There’s also world premieres for Faraz Fadaian’s LandStone, about an elderly man and his wife living in a handmade cave in Iran; Parasisi, directed by Zaïde Bil and Sébastien Segers; Stories for Sandro, director Giacomo Boeri’s portrait of his father after he is diagnosed with Alzheimer’s; Hamed Zolfaghari’s Vanishing Tracks, about a family in Iran’s remote nomadic landscape; and Vegapolis, from director Micha Barban Dangerfield.
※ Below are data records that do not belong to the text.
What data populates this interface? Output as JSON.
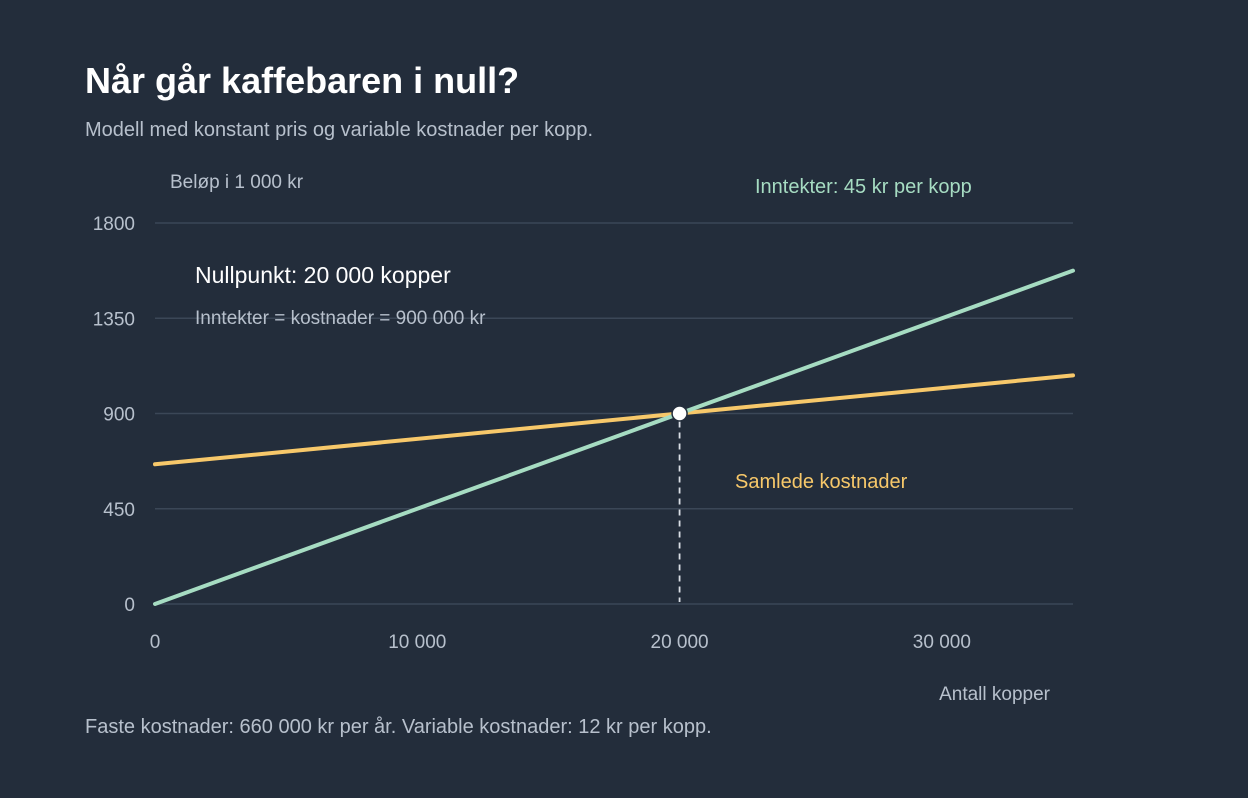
{
  "title": "Når går kaffebaren i null?",
  "subtitle": "Modell med konstant pris og variable kostnader per kopp.",
  "footnote": "Faste kostnader: 660 000 kr per år. Variable kostnader: 12 kr per kopp.",
  "colors": {
    "background": "#232d3b",
    "revenue": "#a6dcc2",
    "cost": "#f7c86a",
    "grid": "#3b4757",
    "text_muted": "#b7c0cc",
    "text_white": "#ffffff"
  },
  "chart_data": {
    "type": "line",
    "ylabel": "Beløp i 1 000 kr",
    "xlabel": "Antall kopper",
    "xlim": [
      0,
      35000
    ],
    "ylim": [
      0,
      1800
    ],
    "x_ticks": [
      0,
      10000,
      20000,
      30000
    ],
    "x_tick_labels": [
      "0",
      "10 000",
      "20 000",
      "30 000"
    ],
    "y_ticks": [
      0,
      450,
      900,
      1350,
      1800
    ],
    "y_tick_labels": [
      "0",
      "450",
      "900",
      "1350",
      "1800"
    ],
    "grid": true,
    "series": [
      {
        "name": "Inntekter: 45 kr per kopp",
        "color": "#a6dcc2",
        "x": [
          0,
          35000
        ],
        "y": [
          0,
          1575
        ]
      },
      {
        "name": "Samlede kostnader",
        "color": "#f7c86a",
        "x": [
          0,
          35000
        ],
        "y": [
          660,
          1080
        ]
      }
    ],
    "break_even": {
      "x": 20000,
      "y": 900,
      "label": "Nullpunkt: 20 000 kopper",
      "sublabel": "Inntekter = kostnader = 900 000 kr"
    }
  }
}
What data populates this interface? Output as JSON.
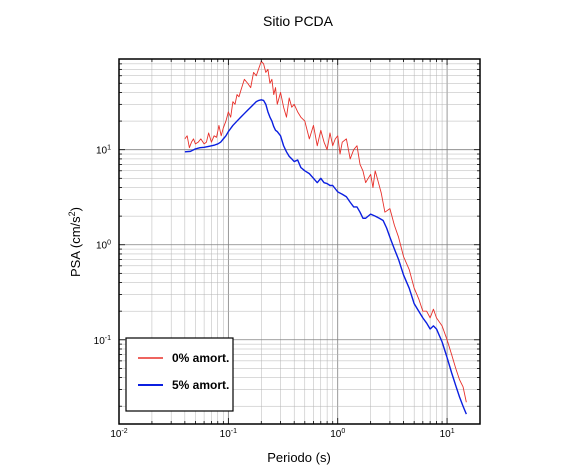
{
  "chart_data": {
    "type": "line",
    "title": "Sitio PCDA",
    "xlabel": "Periodo (s)",
    "ylabel": {
      "base": "PSA (cm/s",
      "sup": "2",
      "close": ")"
    },
    "x_scale": "log",
    "y_scale": "log",
    "xlim": [
      0.01,
      20
    ],
    "ylim": [
      0.013,
      90
    ],
    "grid": true,
    "legend_position": "bottom-left",
    "x_ticks": [
      {
        "value": 0.01,
        "base": "10",
        "exp": "-2"
      },
      {
        "value": 0.1,
        "base": "10",
        "exp": "-1"
      },
      {
        "value": 1,
        "base": "10",
        "exp": "0"
      },
      {
        "value": 10,
        "base": "10",
        "exp": "1"
      }
    ],
    "y_ticks": [
      {
        "value": 0.1,
        "base": "10",
        "exp": "-1"
      },
      {
        "value": 1,
        "base": "10",
        "exp": "0"
      },
      {
        "value": 10,
        "base": "10",
        "exp": "1"
      }
    ],
    "series": [
      {
        "name": "0% amort.",
        "color": "#e8302a",
        "x": [
          0.04,
          0.042,
          0.044,
          0.046,
          0.048,
          0.05,
          0.053,
          0.056,
          0.06,
          0.063,
          0.066,
          0.07,
          0.074,
          0.078,
          0.082,
          0.086,
          0.09,
          0.095,
          0.1,
          0.105,
          0.11,
          0.115,
          0.12,
          0.125,
          0.13,
          0.14,
          0.15,
          0.16,
          0.17,
          0.18,
          0.19,
          0.2,
          0.21,
          0.22,
          0.23,
          0.24,
          0.25,
          0.26,
          0.27,
          0.28,
          0.3,
          0.32,
          0.34,
          0.36,
          0.38,
          0.4,
          0.43,
          0.46,
          0.5,
          0.55,
          0.6,
          0.65,
          0.7,
          0.75,
          0.8,
          0.85,
          0.9,
          0.95,
          1.0,
          1.05,
          1.1,
          1.2,
          1.3,
          1.4,
          1.5,
          1.6,
          1.7,
          1.8,
          1.9,
          2.0,
          2.1,
          2.2,
          2.3,
          2.5,
          2.7,
          3.0,
          3.3,
          3.6,
          4.0,
          4.5,
          5.0,
          5.5,
          6.0,
          6.5,
          7.0,
          7.5,
          8.0,
          9.0,
          10.0,
          11.0,
          12.0,
          13.0,
          14.0,
          15.0
        ],
        "y": [
          13,
          14,
          10.5,
          12,
          13,
          11.5,
          12,
          13,
          11.5,
          12,
          15,
          12,
          14,
          13.5,
          18,
          14,
          17,
          20,
          25,
          22,
          32,
          30,
          38,
          36,
          42,
          55,
          50,
          45,
          65,
          60,
          72,
          85,
          80,
          65,
          70,
          50,
          55,
          38,
          45,
          30,
          40,
          28,
          22,
          35,
          28,
          30,
          25,
          22,
          20,
          13,
          18,
          11,
          16,
          12,
          10,
          15,
          11,
          13,
          14,
          9,
          12,
          13,
          8,
          10,
          11,
          7,
          6,
          4.5,
          5,
          5.5,
          4,
          6,
          5,
          3.5,
          2.2,
          2.4,
          1.6,
          1.2,
          0.75,
          0.55,
          0.35,
          0.27,
          0.2,
          0.2,
          0.17,
          0.21,
          0.17,
          0.14,
          0.1,
          0.07,
          0.05,
          0.038,
          0.032,
          0.022
        ]
      },
      {
        "name": "5% amort.",
        "color": "#0b1fe0",
        "x": [
          0.04,
          0.045,
          0.05,
          0.055,
          0.06,
          0.065,
          0.07,
          0.075,
          0.08,
          0.085,
          0.09,
          0.095,
          0.1,
          0.11,
          0.12,
          0.13,
          0.14,
          0.15,
          0.16,
          0.17,
          0.18,
          0.19,
          0.2,
          0.21,
          0.22,
          0.23,
          0.24,
          0.25,
          0.26,
          0.27,
          0.28,
          0.3,
          0.32,
          0.34,
          0.36,
          0.38,
          0.4,
          0.43,
          0.46,
          0.5,
          0.55,
          0.6,
          0.65,
          0.7,
          0.75,
          0.8,
          0.85,
          0.9,
          1.0,
          1.1,
          1.2,
          1.3,
          1.4,
          1.5,
          1.6,
          1.7,
          1.8,
          1.9,
          2.0,
          2.2,
          2.4,
          2.6,
          2.8,
          3.0,
          3.3,
          3.6,
          4.0,
          4.5,
          5.0,
          5.5,
          6.0,
          6.5,
          7.0,
          7.5,
          8.0,
          9.0,
          10.0,
          11.0,
          12.0,
          13.0,
          14.0,
          15.0
        ],
        "y": [
          9.5,
          9.6,
          10.2,
          10.5,
          10.6,
          10.8,
          11,
          11.2,
          11.5,
          12,
          13,
          14,
          15.5,
          18,
          20,
          22,
          24,
          26,
          28,
          30,
          32,
          33,
          33.5,
          33,
          30,
          25,
          22,
          20,
          17.5,
          16,
          15.5,
          14,
          11,
          9.5,
          8.5,
          8,
          7.5,
          7.8,
          6.5,
          6,
          5.6,
          5,
          4.5,
          5,
          4.5,
          4.4,
          4.2,
          4.2,
          3.6,
          3.4,
          3.2,
          2.8,
          2.5,
          2.5,
          2.2,
          1.9,
          1.9,
          2.0,
          2.1,
          2.0,
          1.9,
          1.8,
          1.5,
          1.2,
          0.9,
          0.7,
          0.48,
          0.35,
          0.24,
          0.2,
          0.17,
          0.15,
          0.13,
          0.14,
          0.13,
          0.095,
          0.065,
          0.045,
          0.033,
          0.025,
          0.02,
          0.0165
        ]
      }
    ]
  }
}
Hot Docs will also screen around 30 Canadian features, including the SXSW documentary spotlight audience award winner Ceremony from filmmaker Banchi Hanuse; and world premieres for Sébastien Trahan’s Code of Misconduct, about five Canadian pro hockey players on trial for sexual assault; Ryan Ermacora and Jessica Johnson’s Concrete Turned to Sand; Ree Wright and Meaghan Wright’s The Last Days of April, about a disabled advocate living with a tethered spinal cord and chronic pain; director Rico King’s Nekai Walks; and Evan Adams and Eileen Francis’s təm kʷaθ nan Namesake, where a request from the Tla’amin Nation to change the name of Powell River, British Columbia ignites a heated local debate.

The latest additions to Hot Docs join earlier announced world premieres for Kenny Loggins: Conviction of the Heart, directed by Tony-winning Broadway producer Dori Berinstein; and Mark Myers’ The Tower That Built a City, about Toronto’s skyline-defining CN Tower and its surroundings.

Hot Docs, to run April 23 to May 3, will also include industry events and programs.